Other findings include:
- Medicare spent 7 times more on inpatient services for decedents than survivors in 2014;
- Average per capita spending for decedents under 65 outpaced that for 65 and older beneficiaries; and
- Per capita spending for decedents over 65 declined with age, while spending on survivors rose, due to higher spending on post-acute and hospice care.
“These results suggest that providers, patients, and their families may be inclined to be more aggressive in treating younger seniors compared to older seniors, perhaps because there is a greater expectation for positive outcomes among those with a longer life expectancy, even those who are seriously ill,” the report says.
Diseases most prevalent among decedents included hypertension, ischemic heart disease, chronic kidney disease, congestive heart failure, Alzheimer’s disease or dementia, diabetes and cancer.
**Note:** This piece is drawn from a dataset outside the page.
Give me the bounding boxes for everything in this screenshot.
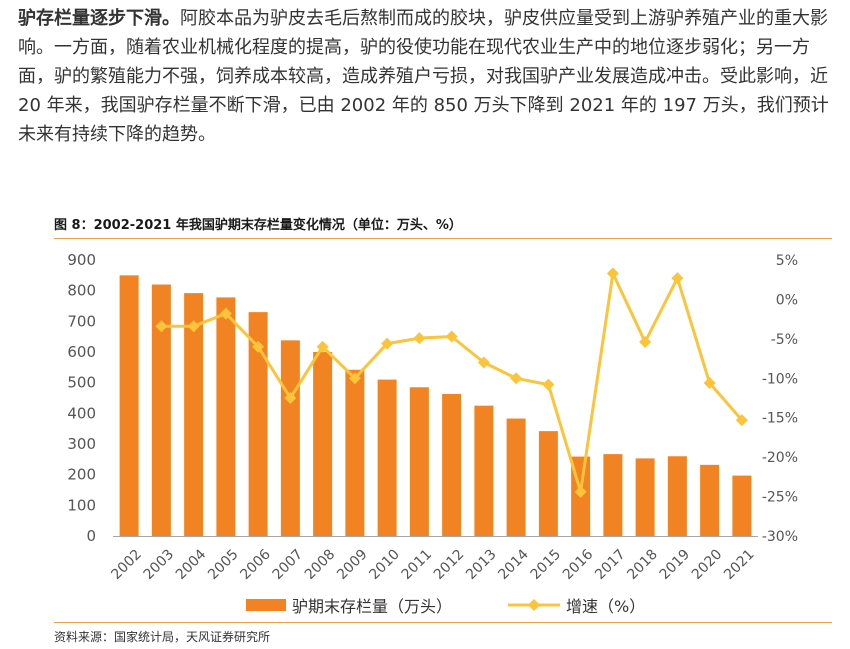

These diseases were also seen at a higher rate in people who died in 2014 than in the Medicare population overall.
KKF limited its analysis to beneficiaries in traditional Medicare, because comparable spending data on Medicare Advantage beneficiaries wasn’t available. While the majority of beneficiaries who died in 2014 were in the traditional program, including Medicare Advantage enrollees would shed light on differences in end-of-life experiences in the two programs, the report says.